Image source, Natalie Whiting
Image caption,

Natalie Whiting hasn't received her euros

"Travelex systems are currently down and we are unable to sell or reload travel cards. However, existing cards continue to function as normal and customers can continue to spend and withdraw money from ATMs.

"Customers who acquired their card in the UK can view their balance and transaction information at uk.travelexmoneycard.com, and reload cards by calling Mastercard's call centre, the number which is on the back of the card."

Customers who have ordered money online are asked to contact Travelex customer services by phone or via social media to discuss their individual situation and requirements, the company added.

Travelex said there is no evidence that customer data has been compromised, but the hackers, known as Sodinokibi or REvil, have told the BBC they have downloaded 5GBs of valuable customer data and will sell it online in six days time unless Travelex pays them an ever-rising ransom. The ransom demand currently stands at $6m (£4.6m).

'Multiple challenges'

Travelex said it is working closely with the Metropolitan Police, which is leading the investigation into the attack.

The currency firm is not the only company to fall victim to ransomware. In the last year the trend has been that well-organised and well-funded criminal hacking groups have targeted high-value companies and public bodies.

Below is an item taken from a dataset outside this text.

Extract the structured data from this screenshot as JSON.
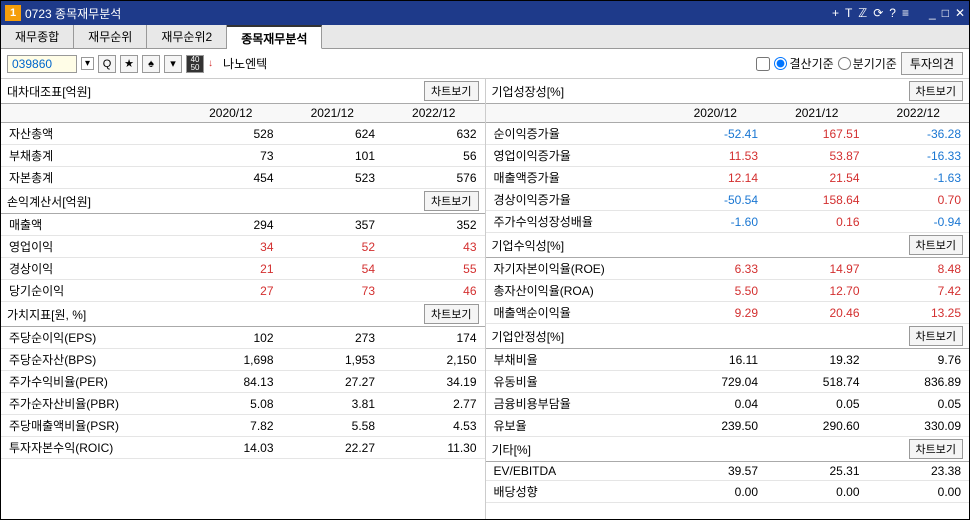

Earlier this week a US maritime base was forced offline for more than 30 hours.

Stuart McKenzie, senior vice president at US cyber-security firm Mandiant Services at FireEye, described what it could be like for incident-responders at Travelex. "The security team will be assessing the malware and attempting to contain the spread of the attack.

"Remediation should be being planned to identify how to prevent further infection whilst protecting backup systems. In these cases, the security team will be faced with multiple challenges, including from the business itself in attempting to understand what is happening.''

Initiatives like the No More Ransom campaign publicly encourage victims not to give in to hackers' demands with partner Europol regularly stating that paying fuels the criminal industry.

However, not paying can be extremely costly. Steel producer Norsk Hydro was hit by the LockerGoga ransomware last March. Some 170 factories and offices were taken offline, with manufacturing partially suspended. The hackers demanded an estimated £300,000 but the company instead refused to negotiate and has spent about £50m recovering operations.